The resected adrenal gland sometimes contains macro- or micro-nodular lesions in addition to APA.4 These nodules are multiple and generally bilateral and lead to a more complex differential diagnosis than the presence of a unilateral solitary mass. This bilateral nodularity is not synonymous with hyperplasia, and adrenal venous sampling is required to detect cases of surgically correctable APA.5 The clinical significance of these nodular lesions in patients with APA is not fully clear. They are not thought to contribute to recurrence but to result from intractable hypertension.4 The pathological examination of the adrenal gland in our patient revealed no abnormalities other than the adenoma.

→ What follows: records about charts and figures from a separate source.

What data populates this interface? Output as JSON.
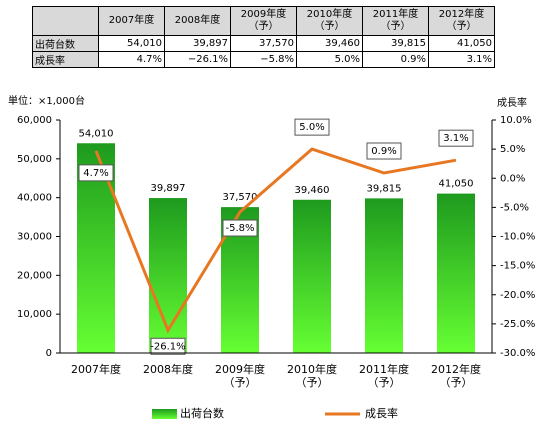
{
  "table": {
    "columns": [
      "2007年度",
      "2008年度",
      "2009年度（予）",
      "2010年度（予）",
      "2011年度（予）",
      "2012年度（予）"
    ],
    "rows": [
      {
        "label": "出荷台数",
        "cells": [
          "54,010",
          "39,897",
          "37,570",
          "39,460",
          "39,815",
          "41,050"
        ]
      },
      {
        "label": "成長率",
        "cells": [
          "4.7%",
          "−26.1%",
          "−5.8%",
          "5.0%",
          "0.9%",
          "3.1%"
        ]
      }
    ]
  },
  "chart_data": {
    "type": "bar",
    "units_label": "単位：×1,000台",
    "y2_label": "成長率",
    "categories": [
      "2007年度",
      "2008年度",
      "2009年度（予）",
      "2010年度（予）",
      "2011年度（予）",
      "2012年度（予）"
    ],
    "series": [
      {
        "name": "出荷台数",
        "type": "bar",
        "color": "#2ca02c",
        "values": [
          54010,
          39897,
          37570,
          39460,
          39815,
          41050
        ],
        "value_labels": [
          "54,010",
          "39,897",
          "37,570",
          "39,460",
          "39,815",
          "41,050"
        ]
      },
      {
        "name": "成長率",
        "type": "line",
        "axis": "y2",
        "color": "#e87722",
        "values": [
          4.7,
          -26.1,
          -5.8,
          5.0,
          0.9,
          3.1
        ],
        "value_labels": [
          "4.7%",
          "-26.1%",
          "-5.8%",
          "5.0%",
          "0.9%",
          "3.1%"
        ]
      }
    ],
    "ylim": [
      0,
      60000
    ],
    "yticks": [
      0,
      {
        "value": 10000,
        "label": "10,000"
      },
      {
        "value": 20000,
        "label": "20,000"
      },
      {
        "value": 30000,
        "label": "30,000"
      },
      {
        "value": 40000,
        "label": "40,000"
      },
      {
        "value": 50000,
        "label": "50,000"
      },
      {
        "value": 60000,
        "label": "60,000"
      }
    ],
    "y2lim": [
      -30,
      10
    ],
    "y2ticks": [
      {
        "value": -30,
        "label": "-30.0%"
      },
      {
        "value": -25,
        "label": "-25.0%"
      },
      {
        "value": -20,
        "label": "-20.0%"
      },
      {
        "value": -15,
        "label": "-15.0%"
      },
      {
        "value": -10,
        "label": "-10.0%"
      },
      {
        "value": -5,
        "label": "-5.0%"
      },
      {
        "value": 0,
        "label": "0.0%"
      },
      {
        "value": 5,
        "label": "5.0%"
      },
      {
        "value": 10,
        "label": "10.0%"
      }
    ]
  }
}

Adrenal scintigraphy with iodo-cholesterol has assisted in distinguishing APA from BAH. Unilateral accumulation of the isotope characterises APA. Adrenal CT is simpler and less expensive than adrenal scintigraphy. In addition, the sensitivity and positive predictive value for APA of scintigraphy and CT are similar, at approximately 70%.1 6 7 The sensitivity of scintigraphy is largely dependent on the size of the adenoma, and it is unlikely that diagnostic information will be obtained if findings are normal on the CT scan.6 7 Adrenal adenomas can be differentiated from metastases by adrenal MRI. A hyperintense rim in T1- and T2-weighted sequences is characteristic for adenomas,8 as in our case. Biochemical tests also aid in differentiating the type of primary aldosteronism. The absence of the normal postural increase in plasma aldosterone concentration supports the diagnosis of APA, with a diagnostic accuracy of 85%.1

The treatment of choice for patients with APA is unilateral total adrenalectomy.1 3 Some authors debate whether a tumour-bearing adrenal gland should be removed totally or whether adenomectomy is curative. Our patient underwent adenomectomy and recurrence in the same adrenal gland developed 9 years later. We believe that total adrenalectomy should always be performed for APA.

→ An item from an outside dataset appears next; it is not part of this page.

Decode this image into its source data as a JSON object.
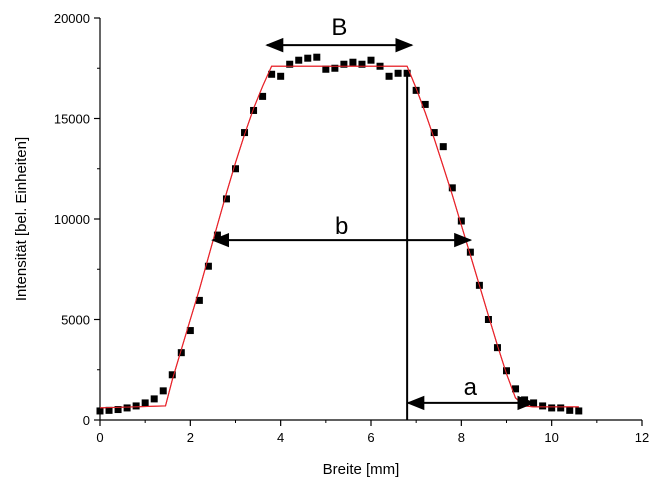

Surgery of APA cures primary aldosteronism, although persistent hypertension, usually mild, occurred in 11–31% of patients.1 2 Risk factors for persistent hypertension after surgery are age at surgery, poor response to spironolactone treatment, and long duration of hypertension prior to surgery.9 10 In our case, there was a short history of hypertension and a good response to spironolactone, and hypertension was cured on a 2-year follow-up after second surgery.